5. Aux termes de l’article L. 113-8 du code de l’urbanisme : « Le département est compétent pour élaborer et mettre en oeuvre une politique de protection, de gestion et d’ouverture au public des espaces naturels sensibles, boisés ou non, destinée à préserver la qualité des sites, des paysages, des milieux naturels et des champs naturels d’expansion des crues et d’assurer la sauvegarde des habitats naturels selon les principes posés à l’article L. 101-2. » Le département, qui invoque ces dispositions, ne fait cependant état d’aucun espace naturel sensible au sens desdites dispositions auquel le projet serait susceptible de porter atteinte.

6. Aux termes de l’article L. 1111-2 du code général des collectivités territoriales : « Les communes, les départements et les régions règlent par leurs délibérations les affaires de leur compétence. / Ils concourent avec l’Etat à l’administration et à l’aménagement du territoire, au développement économique, social, sanitaire, culturel et scientifique, à la promotion de la santé, à la lutte contre les discriminations, à la promotion de l’égalité entre les femmes et les hommes ainsi qu’à la protection de l’environnement, à la lutte contre l’effet de serre par la maîtrise et l’utilisation rationnelle de l’énergie, et à l’amélioration du cadre de vie. Ils peuvent associer le public à la conception ou à l’élaboration de ces politiques, selon les modalités prévues à l’article L. 131-1 du code des relations entre le public et l’administration […]. »

7. Si le département se prévaut de son rôle en matière d’aménagement du territoire, d’utilisation rationnelle de l’énergie et de protection de l’environnement, les dispositions précitées se bornent à donner vocation aux départements à agir dans le sens de la promotion des intérêts qu’elles visent, sans leur conférer aucune compétence dans ces domaines. Par suite, et alors au surplus que, s’agissant de l’aménagement du territoire, cet intérêt ne figure pas parmi ceux visés à l’article L. 511-1 précité du code de l’environnement et que, s’agissant de l’utilisation rationnelle de l’énergie, le département ne fait état d’aucune caractéristique du projet susceptible de porter atteinte à cet intérêt, l’article L. 1111-2 précité du code général des collectivités territoriales ne lui confère pas un intérêt direct à l’annulation de l’arrêté contesté.

8. L’article L. 1111-9 du code général des collectivités territoriales, qui désigne le département comme chef de file quant à l’exercice des compétences relatives à l’action sociale, le développement social et la contribution à la résorption de la précarité énergétique, l’autonomie des personnes et la solidarité des territoires, ne donne aux départements aucune compétence dans des domaines d’action relatifs aux intérêts visés à l’article L. 511-1 du code de l’environnement.

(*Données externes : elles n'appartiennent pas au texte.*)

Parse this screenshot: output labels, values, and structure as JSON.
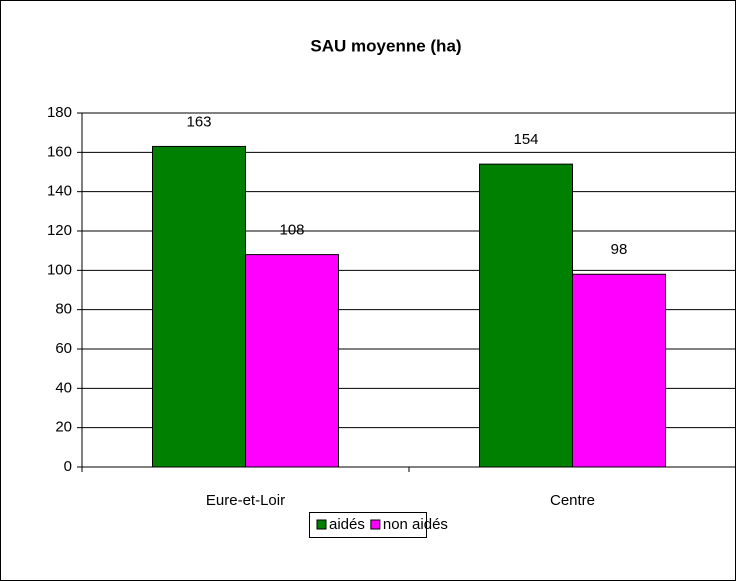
{
  "chart_data": {
    "type": "bar",
    "title": "SAU moyenne (ha)",
    "categories": [
      "Eure-et-Loir",
      "Centre"
    ],
    "series": [
      {
        "name": "aidés",
        "color": "#008000",
        "values": [
          163,
          154
        ]
      },
      {
        "name": "non aidés",
        "color": "#ff00ff",
        "values": [
          108,
          98
        ]
      }
    ],
    "ylim": [
      0,
      180
    ],
    "yticks": [
      0,
      20,
      40,
      60,
      80,
      100,
      120,
      140,
      160,
      180
    ],
    "grid": true,
    "legend": "bottom"
  }
}
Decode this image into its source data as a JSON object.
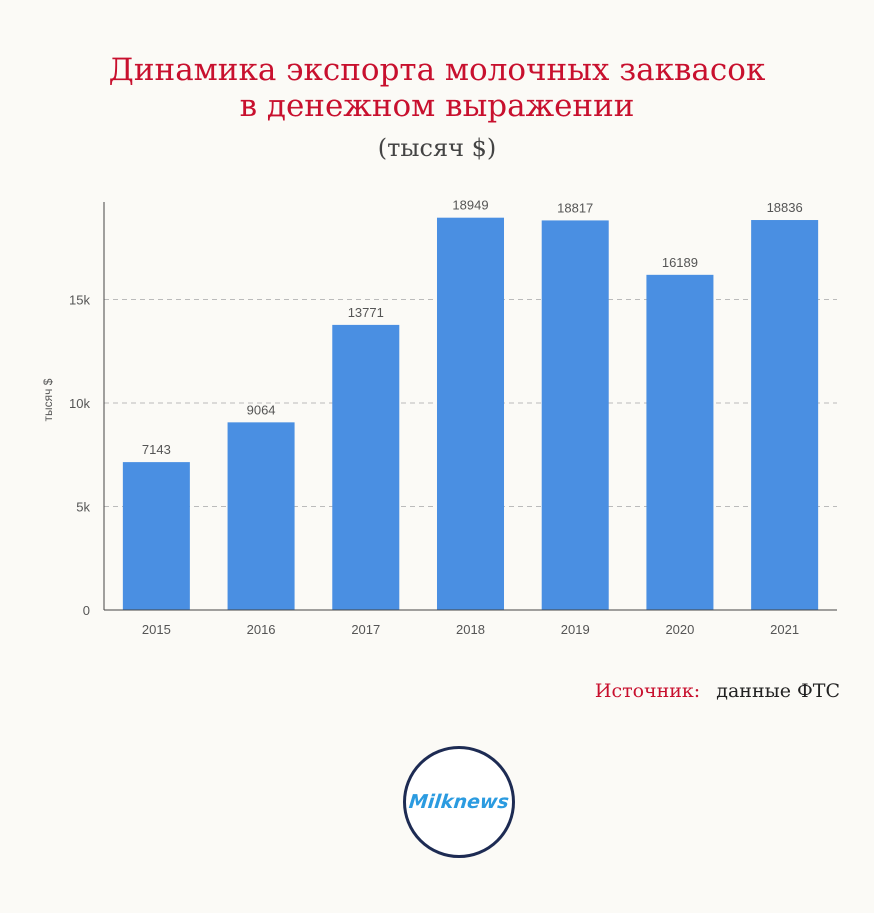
{
  "header": {
    "title_line1": "Динамика экспорта молочных заквасок",
    "title_line2": "в денежном выражении",
    "subtitle": "(тысяч $)"
  },
  "source": {
    "label": "Источник:",
    "value": "данные ФТС"
  },
  "logo": {
    "text": "Milknews"
  },
  "colors": {
    "bar": "#4a8fe2",
    "title": "#c8102e",
    "grid": "#bbbbbb",
    "logo_ring": "#1d2b53",
    "logo_text": "#2b9be0"
  },
  "chart_data": {
    "type": "bar",
    "title": "Динамика экспорта молочных заквасок в денежном выражении",
    "subtitle": "(тысяч $)",
    "ylabel": "тысяч $",
    "xlabel": "",
    "categories": [
      "2015",
      "2016",
      "2017",
      "2018",
      "2019",
      "2020",
      "2021"
    ],
    "values": [
      7143,
      9064,
      13771,
      18949,
      18817,
      16189,
      18836
    ],
    "ylim": [
      0,
      19900
    ],
    "yticks": [
      0,
      5000,
      10000,
      15000
    ],
    "ytick_labels": [
      "0",
      "5k",
      "10k",
      "15k"
    ],
    "grid": true,
    "data_labels": true
  }
}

9. Si le code du tourisme donne compétence aux départements pour élaborer et mettre en oeuvre une politique touristique sur leurs territoires, le département requérant n’invoque en l’espèce aucune atteinte particulière que le projet, de par son implantation ou ses caractéristiques, serait susceptible de porter à sa politique touristique ou à un élément de son patrimoine. Il ne résulte par ailleurs d’aucun élément de l’instruction que le parc éolien en litige, de par son implantation ou ses caractéristiques, serait susceptible de porter atteinte à l’image du département de la Charente-Maritime.

10. Enfin, si le conseil départemental de la Charente-Maritime a voté, au mois d’octobre 2018, la création d’un observatoire de l’éolien et, le 22 mars 2019, une demande de moratoire de deux ans quant à l’implantation de parcs éoliens sur le territoire du département, ces délibérations ne confèrent pas davantage, par elles-mêmes, un intérêt direct au département pour contester l’arrêté préfectoral du 6 septembre 2019.

11. Il résulte de tout ce qui précède que le département n’est pas recevable à demander l’annulation de l’arrêté du 6 septembre 2019.

12. Dans les circonstances de l’espèce, il y a lieu de mettre à la charge du département de la Charente-Maritime le versement à la société Centrale éolienne La plaine des Fiefs d’une somme de 1 500 € au titre des frais d’instance exposés.

Décide :

Article 1er : La requête du département de la Charente-Maritime est rejetée.